We say: the CO2-neutral saltwater-powered car is here. We’ve driven it. Now can someone sell it, please?
The Quantino is a 2+2-seat city car that handles like a lower, heavier BMW i3. I’m telling you this now because this bit of the mag is called “Drives”. And it’s the mind-melting science that actually powers the Quantino that needs properly picking apart, rather than the surprisingly agile way it slews around a corner.
Basically, it’s an electric car, but it’s not a charge-up battery job. The Quantino uses a flow cell to generate power on board. Instead of plugging it into the wall for a couple of hours, you fill its twin 159-litre on-board tanks with “two ionic liquids” via a roadside pump.
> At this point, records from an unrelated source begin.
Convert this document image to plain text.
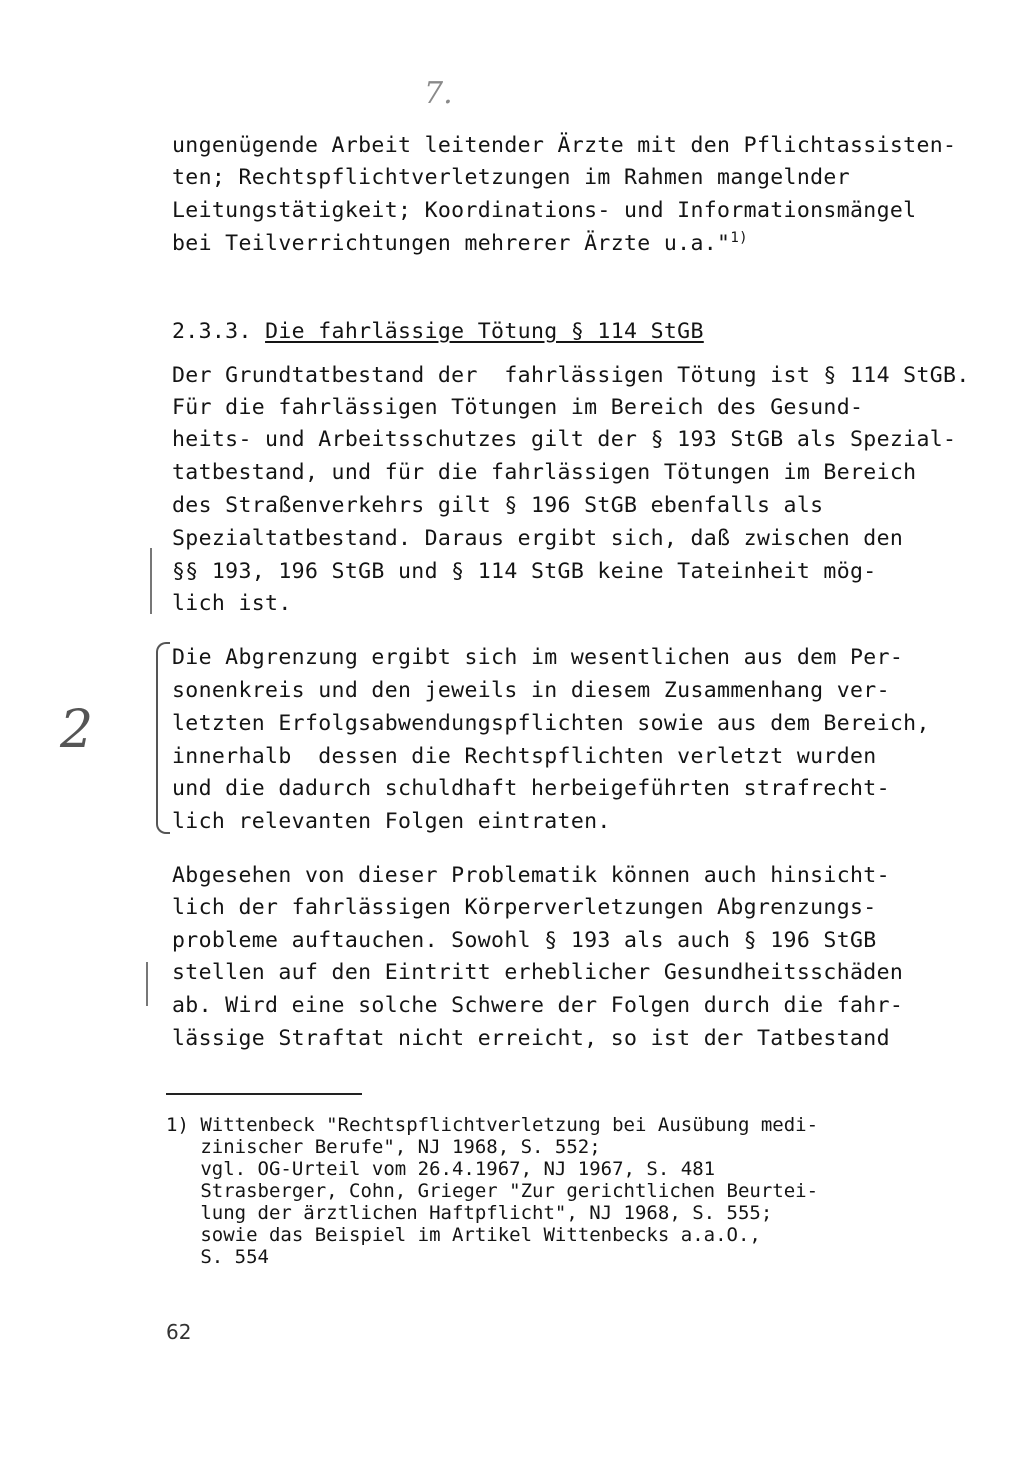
7.
ungenügende Arbeit leitender Ärzte mit den Pflichtassisten-
ten; Rechtspflichtverletzungen im Rahmen mangelnder
Leitungstätigkeit; Koordinations- und Informationsmängel
bei Teilverrichtungen mehrerer Ärzte u.a."$^{1)}$
2.3.3. Die fahrlässige Tötung § 114 StGB
Der Grundtatbestand der  fahrlässigen Tötung ist § 114 StGB.
Für die fahrlässigen Tötungen im Bereich des Gesund-
heits- und Arbeitsschutzes gilt der § 193 StGB als Spezial-
tatbestand, und für die fahrlässigen Tötungen im Bereich
des Straßenverkehrs gilt § 196 StGB ebenfalls als
Spezialtatbestand. Daraus ergibt sich, daß zwischen den
§§ 193, 196 StGB und § 114 StGB keine Tateinheit mög-
lich ist.
2
Die Abgrenzung ergibt sich im wesentlichen aus dem Per-
sonenkreis und den jeweils in diesem Zusammenhang ver-
letzten Erfolgsabwendungspflichten sowie aus dem Bereich,
innerhalb  dessen die Rechtspflichten verletzt wurden
und die dadurch schuldhaft herbeigeführten strafrecht-
lich relevanten Folgen eintraten.
Abgesehen von dieser Problematik können auch hinsicht-
lich der fahrlässigen Körperverletzungen Abgrenzungs-
probleme auftauchen. Sowohl § 193 als auch § 196 StGB
stellen auf den Eintritt erheblicher Gesundheitsschäden
ab. Wird eine solche Schwere der Folgen durch die fahr-
lässige Straftat nicht erreicht, so ist der Tatbestand
1) Wittenbeck "Rechtspflichtverletzung bei Ausübung medi-
zinischer Berufe", NJ 1968, S. 552;
vgl. OG-Urteil vom 26.4.1967, NJ 1967, S. 481
Strasberger, Cohn, Grieger "Zur gerichtlichen Beurtei-
lung der ärztlichen Haftpflicht", NJ 1968, S. 555;
sowie das Beispiel im Artikel Wittenbecks a.a.O.,
S. 554
62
One batch of “bi-ion” fluid holds a positive charge, the other a negative charge. The car pumps these liquids through a membrane, where the interaction of the electrons generates an electrical charge. The liquid is vapourised and released harmlessly, we’re told, as “water dust”. This empties the tank so you can refill it. It also massively decreases the car’s weight as you drive – adaptive suspension stops the full 320kg fuel bloat knackering handling.
The Quantino is also the world’s first low-voltage electric car. Every other EV uses high voltage, and heavy, pricey cables. The Quantino’s are no thicker than a human finger.
Low voltage is usually used for low-speed stuff like golf carts and mobility scooters, but because the NanoFlowcell system produces high current at low-rated voltage, the company says it can get away with smaller wires without the heat build-up.
Meanwhile, the charge is stored in a supercapacitor, which is like a giant industrial-strength battery, more resistant to frequent charge-use-charge cycles than a regular battery, and can provide the bursts of power necessary for a car. It’s the size of a shoebox.
Because the fuel is essentially saltwater, it’s abundant and can be produced anywhere on Earth (the exact process is a closely guarded secret). It’s also not volatile as petrol is, so it’s easy to store and transport, makes crash safety easier and bi-ion doesn’t have a shelf-life.
The whine of the drive system gets progressively louder as the speed rises, but it’s still perfectly easy to hold a conversation, and once the system has been refined and shrunk behind a bulkhead, it’ll be leagues quieter in the production version. If you could buy one. Which you can’t.
NanoFlowcell is adamant it is a tech company, not a carmaker. This is merely a demonstrator. Instead, the company is “in talks with a major automaker” to sell its propulsion concept on in 2017, and tapping up an aircraft manufacturer to provide alternative on-board power to lithium-ion batteries. Are you listening, Boeing?
Verdict: A genius principle. Now show us your working and see if the world’s fuel and transport giants are game to invest.